The following is a “Letter to the Editor” that was published in the September 26th, 2020 edition of the Herald-Zeitung.
In his famous “I Have a Dream” speech on 28 August 1963, Dr. Martin Luther King, Jr., spoke about the promise expressed in our Constitution and in our Declaration of Independence. A promise that “all men, yes, black men and white men, would be guaranteed the inalienable right of life, liberty, and the pursuit of happiness.”
Recent demonstrations in New Braunfels, decrying the BLM movement with boisterous noises and the display of firearms, appear to negate that promise. These recent community incidents do not reflect our national values.
We strongly support and stand by our Mayor Rusty Brockman. He wrote, “Some members of our community have felt attacked, demoralized, misunderstood, and concerned. This is not the New Braunfels that I know and love.”
We also support and stand by Mr. Henry Ford the founder of the local chapter of the MLK Association. He was quoted recently when speaking about peaceful campaigning by stating, “When someone is threatening others, this a different story. African-Americans are afraid for their lives.”
No one should be afraid to live in our city.
We, the Rev. Addae A. Kraba and the the Board of Trustees of the Unitarian Universalists Church of New Braunfels, stand up and strongly state, “This Is Wrong!”
Our church has several principles that we live by. We believe there should be justice, equity, and compassion in human relations. We also believe in the inherent worth and dignity of every person. We believe in the peaceful expression of democratic right and values, with kindness in all human interactions. We are sure that other churches in our community hold these beliefs too.
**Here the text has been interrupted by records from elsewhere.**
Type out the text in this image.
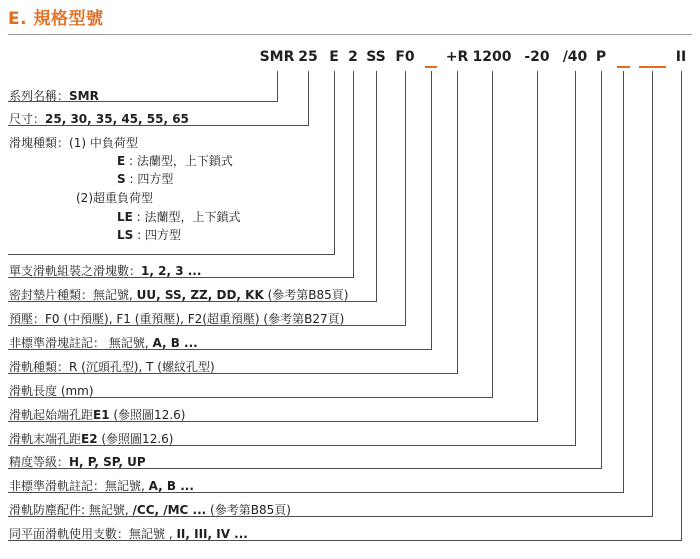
E. 規格型號
SMR 25 E 2 SS F0 +R 1200 -20 /40 P	II
系列名稱：SMR
尺寸：25, 30, 35, 45, 55, 65
滑塊種類：(1) 中負荷型
E : 法蘭型，上下鎖式
S : 四方型
(2)超重負荷型
LE : 法蘭型，上下鎖式
LS : 四方型
單支滑軌組裝之滑塊數：1, 2, 3 ...
密封墊片種類：無記號, UU, SS, ZZ, DD, KK (參考第B85頁)
預壓：F0 (中預壓), F1 (重預壓), F2(超重預壓) (參考第B27頁)
非標準滑塊註記： 無記號, A, B ...
滑軌種類：R (沉頭孔型), T (螺紋孔型)
滑軌長度 (mm)
滑軌起始端孔距E1 (參照圖12.6)
滑軌末端孔距E2 (參照圖12.6)
精度等級：H, P, SP, UP
非標準滑軌註記：無記號, A, B ...
滑軌防塵配件: 無記號, /CC, /MC ... (參考第B85頁)
同平面滑軌使用支數：無記號 , II, III, IV ...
We would like to encourage other religious churches and organizations to come forth and support our mayor and our city council as well as the MLK Association. While the actions of groups like these convoys are legal, our city council can pass city ordinances that lessen the fear and stress to our citizens. Possible solutions include, but not limited to, parade permits, limits on number of vehicles in a convoy, police escorts, no horn-honking zones, no shouting at citizens. No one in our community should ever feel threatened, nor live in fear.
These incidents of harassment, intended or not, are not what our community stand for. Dr. Martin Luther King, Jr., ends his speech with his “Let Freedom’Ring” statements.
We can all work together to create a better future. It is up to all of us to say, “Let Freedom Ring” from the Streets of the Great City of New Braunfels.